Wednesday 9 April 2014

Goodpack

OCBC on 2 Apr 2014

We draw investors’ attention back to fundamentals as speculation about possible share offer for Goodpack wanes. Since our last BUY call in Feb-14, the share price has gained 15%. We keep our fair value estimate of S$2.17 intact and downgrade to a HOLD. We acknowledge that Goodpack continues to hold compelling value propositions: its global presence and ~20% cost savings over alternatives. There are also barriers to entry from IBC design patent, stickiness of existing clients, and large capex spending. We believe Goodpack is among the top choices for any new synthetic rubber (SR) plant, as exemplified by Goodpack being the supplier for Singapore’s new SR plants, including the latest Sumitomo Chemical plant opened in Mar-14. Further catalysts for rerating could be 1) current trial-stage auto parts manufacturers switching over fully to IBCs before 2QFY15 as assumed in our base case, and 2) another upside risk is higher-than-expected demand from rubber industry.

Return to fundamentals as speculation eases
Goodpack recently announced that it has been approached by parties in connection with a possible transaction and discussions are on-going. Brambles, which also offers intermediate bulk containers (IBC) leasing among other packaging solutions, subsequently said it has approached Goodpack previously but it is not currently in talks. Instead of betting on whether there will be further upside through share offer, we prefer to draw investors’ attention back to fundamentals.
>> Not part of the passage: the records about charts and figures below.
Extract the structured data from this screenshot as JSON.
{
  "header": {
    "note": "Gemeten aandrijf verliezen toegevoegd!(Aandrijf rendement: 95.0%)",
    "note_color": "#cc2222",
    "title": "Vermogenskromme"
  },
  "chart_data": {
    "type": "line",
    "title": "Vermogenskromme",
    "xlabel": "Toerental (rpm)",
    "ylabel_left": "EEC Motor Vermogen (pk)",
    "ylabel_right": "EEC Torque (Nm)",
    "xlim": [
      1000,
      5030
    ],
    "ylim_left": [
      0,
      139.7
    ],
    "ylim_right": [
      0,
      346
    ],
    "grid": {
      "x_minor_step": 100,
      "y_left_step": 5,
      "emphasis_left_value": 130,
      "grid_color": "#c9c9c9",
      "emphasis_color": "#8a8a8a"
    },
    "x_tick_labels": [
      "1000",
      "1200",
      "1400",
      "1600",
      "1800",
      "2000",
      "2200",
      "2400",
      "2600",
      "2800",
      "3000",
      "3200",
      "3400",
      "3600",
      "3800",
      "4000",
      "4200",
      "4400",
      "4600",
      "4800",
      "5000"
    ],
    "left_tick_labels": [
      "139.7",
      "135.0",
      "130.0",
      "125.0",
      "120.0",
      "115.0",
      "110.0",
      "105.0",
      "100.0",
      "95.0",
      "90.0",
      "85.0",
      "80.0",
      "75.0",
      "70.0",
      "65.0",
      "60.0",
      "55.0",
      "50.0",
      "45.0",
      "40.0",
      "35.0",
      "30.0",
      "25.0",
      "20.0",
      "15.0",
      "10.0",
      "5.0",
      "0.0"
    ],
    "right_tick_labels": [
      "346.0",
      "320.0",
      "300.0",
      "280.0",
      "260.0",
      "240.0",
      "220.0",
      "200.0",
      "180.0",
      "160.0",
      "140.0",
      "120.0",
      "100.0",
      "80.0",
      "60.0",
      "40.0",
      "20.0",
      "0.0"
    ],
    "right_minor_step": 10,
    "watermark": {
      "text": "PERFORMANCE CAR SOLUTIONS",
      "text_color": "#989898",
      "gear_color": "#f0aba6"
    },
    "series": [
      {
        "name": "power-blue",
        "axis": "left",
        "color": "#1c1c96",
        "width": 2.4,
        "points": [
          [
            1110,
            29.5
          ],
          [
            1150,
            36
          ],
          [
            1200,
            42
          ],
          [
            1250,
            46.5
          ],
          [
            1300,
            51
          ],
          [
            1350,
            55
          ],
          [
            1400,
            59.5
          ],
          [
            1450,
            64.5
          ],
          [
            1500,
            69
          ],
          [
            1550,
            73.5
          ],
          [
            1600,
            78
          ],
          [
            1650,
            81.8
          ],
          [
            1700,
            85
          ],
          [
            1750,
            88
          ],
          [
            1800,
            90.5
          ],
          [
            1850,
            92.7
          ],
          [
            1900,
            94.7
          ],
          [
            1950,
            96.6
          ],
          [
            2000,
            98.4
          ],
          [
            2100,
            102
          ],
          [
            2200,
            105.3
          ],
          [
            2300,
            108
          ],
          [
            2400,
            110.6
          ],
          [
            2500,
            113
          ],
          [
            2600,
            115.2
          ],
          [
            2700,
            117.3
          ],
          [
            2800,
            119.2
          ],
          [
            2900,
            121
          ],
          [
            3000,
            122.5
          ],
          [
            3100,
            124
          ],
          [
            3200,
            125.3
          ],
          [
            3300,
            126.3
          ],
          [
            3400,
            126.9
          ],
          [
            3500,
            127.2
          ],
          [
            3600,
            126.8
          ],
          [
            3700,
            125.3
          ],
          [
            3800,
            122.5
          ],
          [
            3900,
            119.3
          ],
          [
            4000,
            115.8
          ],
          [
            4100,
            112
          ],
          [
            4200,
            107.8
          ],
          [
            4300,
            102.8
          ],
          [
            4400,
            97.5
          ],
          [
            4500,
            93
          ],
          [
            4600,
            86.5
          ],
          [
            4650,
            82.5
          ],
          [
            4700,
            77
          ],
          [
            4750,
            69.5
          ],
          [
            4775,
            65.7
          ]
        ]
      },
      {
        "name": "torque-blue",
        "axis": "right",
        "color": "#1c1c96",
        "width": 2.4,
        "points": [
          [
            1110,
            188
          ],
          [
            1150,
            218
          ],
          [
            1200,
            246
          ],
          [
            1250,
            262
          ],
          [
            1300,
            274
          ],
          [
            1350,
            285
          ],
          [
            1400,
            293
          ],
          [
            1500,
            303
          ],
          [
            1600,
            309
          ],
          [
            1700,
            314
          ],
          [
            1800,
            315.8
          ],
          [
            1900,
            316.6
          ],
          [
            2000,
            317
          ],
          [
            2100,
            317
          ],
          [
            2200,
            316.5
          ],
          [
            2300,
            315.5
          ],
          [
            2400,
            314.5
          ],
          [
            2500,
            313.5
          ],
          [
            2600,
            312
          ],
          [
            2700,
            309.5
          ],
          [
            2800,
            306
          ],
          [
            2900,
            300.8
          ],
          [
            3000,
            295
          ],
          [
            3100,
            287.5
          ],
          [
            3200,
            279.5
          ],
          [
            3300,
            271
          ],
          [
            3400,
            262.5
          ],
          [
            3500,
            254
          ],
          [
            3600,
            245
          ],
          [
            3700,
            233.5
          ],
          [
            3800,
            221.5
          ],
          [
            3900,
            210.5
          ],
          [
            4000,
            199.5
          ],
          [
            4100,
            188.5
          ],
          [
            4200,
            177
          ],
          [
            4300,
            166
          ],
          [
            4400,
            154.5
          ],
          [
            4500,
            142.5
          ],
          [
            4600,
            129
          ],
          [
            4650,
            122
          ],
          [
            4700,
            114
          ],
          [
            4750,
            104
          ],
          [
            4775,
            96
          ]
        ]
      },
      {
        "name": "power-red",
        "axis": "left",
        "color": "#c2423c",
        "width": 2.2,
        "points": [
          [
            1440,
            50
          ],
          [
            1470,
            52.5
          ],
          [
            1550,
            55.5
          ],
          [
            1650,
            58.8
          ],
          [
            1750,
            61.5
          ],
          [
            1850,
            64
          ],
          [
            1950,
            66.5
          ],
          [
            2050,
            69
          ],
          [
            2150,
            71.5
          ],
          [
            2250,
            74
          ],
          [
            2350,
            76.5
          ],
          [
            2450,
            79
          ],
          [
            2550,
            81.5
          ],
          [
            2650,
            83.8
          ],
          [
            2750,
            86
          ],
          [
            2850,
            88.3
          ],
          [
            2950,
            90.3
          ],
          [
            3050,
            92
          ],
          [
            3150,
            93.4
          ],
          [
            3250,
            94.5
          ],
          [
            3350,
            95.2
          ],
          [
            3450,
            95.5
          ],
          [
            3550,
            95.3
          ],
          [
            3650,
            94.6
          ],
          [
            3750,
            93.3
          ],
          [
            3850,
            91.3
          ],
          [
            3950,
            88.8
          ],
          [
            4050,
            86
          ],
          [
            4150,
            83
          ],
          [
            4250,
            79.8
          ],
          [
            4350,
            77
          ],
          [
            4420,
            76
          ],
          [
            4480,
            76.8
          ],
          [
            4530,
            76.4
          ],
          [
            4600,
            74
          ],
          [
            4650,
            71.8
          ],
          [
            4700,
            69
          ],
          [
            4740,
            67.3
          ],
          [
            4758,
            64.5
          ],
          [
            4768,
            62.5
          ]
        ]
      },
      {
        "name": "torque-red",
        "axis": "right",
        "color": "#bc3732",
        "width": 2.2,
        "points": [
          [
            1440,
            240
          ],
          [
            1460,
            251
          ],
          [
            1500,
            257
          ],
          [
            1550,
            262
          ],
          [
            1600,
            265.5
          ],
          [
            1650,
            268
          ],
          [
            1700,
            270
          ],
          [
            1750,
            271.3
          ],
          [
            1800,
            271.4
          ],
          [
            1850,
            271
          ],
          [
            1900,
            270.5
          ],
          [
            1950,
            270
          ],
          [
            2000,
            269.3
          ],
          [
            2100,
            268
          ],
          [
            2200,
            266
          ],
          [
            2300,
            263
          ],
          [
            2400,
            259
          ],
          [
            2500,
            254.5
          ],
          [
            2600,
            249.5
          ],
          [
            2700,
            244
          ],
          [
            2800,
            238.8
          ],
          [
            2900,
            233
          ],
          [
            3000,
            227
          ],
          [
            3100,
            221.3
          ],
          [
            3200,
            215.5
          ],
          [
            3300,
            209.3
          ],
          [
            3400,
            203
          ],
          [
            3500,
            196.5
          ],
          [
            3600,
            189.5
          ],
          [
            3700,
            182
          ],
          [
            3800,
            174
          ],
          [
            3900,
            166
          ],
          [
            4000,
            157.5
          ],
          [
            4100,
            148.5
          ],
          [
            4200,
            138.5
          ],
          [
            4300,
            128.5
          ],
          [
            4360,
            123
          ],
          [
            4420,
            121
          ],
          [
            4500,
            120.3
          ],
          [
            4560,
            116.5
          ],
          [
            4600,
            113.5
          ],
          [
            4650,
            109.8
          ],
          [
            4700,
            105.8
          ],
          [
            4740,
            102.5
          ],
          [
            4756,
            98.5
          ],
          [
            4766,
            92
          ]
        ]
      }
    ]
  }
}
Competitive advantages and upside risks remain
Goodpack’s most compelling value propositions to its clients are its global presence and unique IBCs that yields ~20% cost savings over alternatives. On the other hand, there are barriers to entry in the forms of: 1) IBC design patent with 15 years remaining, 2) stickiness of existing clients, and 3) large capex spending of ~US$900m to match Goodpack’s current fleet size. Hence, we believe Goodpack’s business model is still sound and will continue to grow. We believe Goodpack is among the top choices for any new SR plant given its ~30% market share and track record. For instance, Goodpack has the supplier for new SR plants in Singapore, including the latest Sumitomo Chemical plant opened in Mar-14. We think a major upside surprise is current trial-stage auto parts manufacturers switching over fully to IBCs before 2QFY15 as assumed. We note that this is the third year of engaging auto parts clients, a relatively mature stage of the sales process. We re-iterate that accelerated growth in auto parts segment would follow due to the network effect whereby others adjacent to clients in the supply chain will switch over to minimise logistics handling system. Another upside surprise is higher-than-expected demand from rubber industry, from either existing accounts or new synthetic rubber (SR) plants. 

HOLD after 15% return
The share price has gained 15% since our BUY call on 5 Feb-14, briefly hitting an all-time high of S$2.28. We continue to like the company but are keeping our S$2.17 fair value estimate. Hence, we deem Goodpack fairly priced and change our call to a HOLD.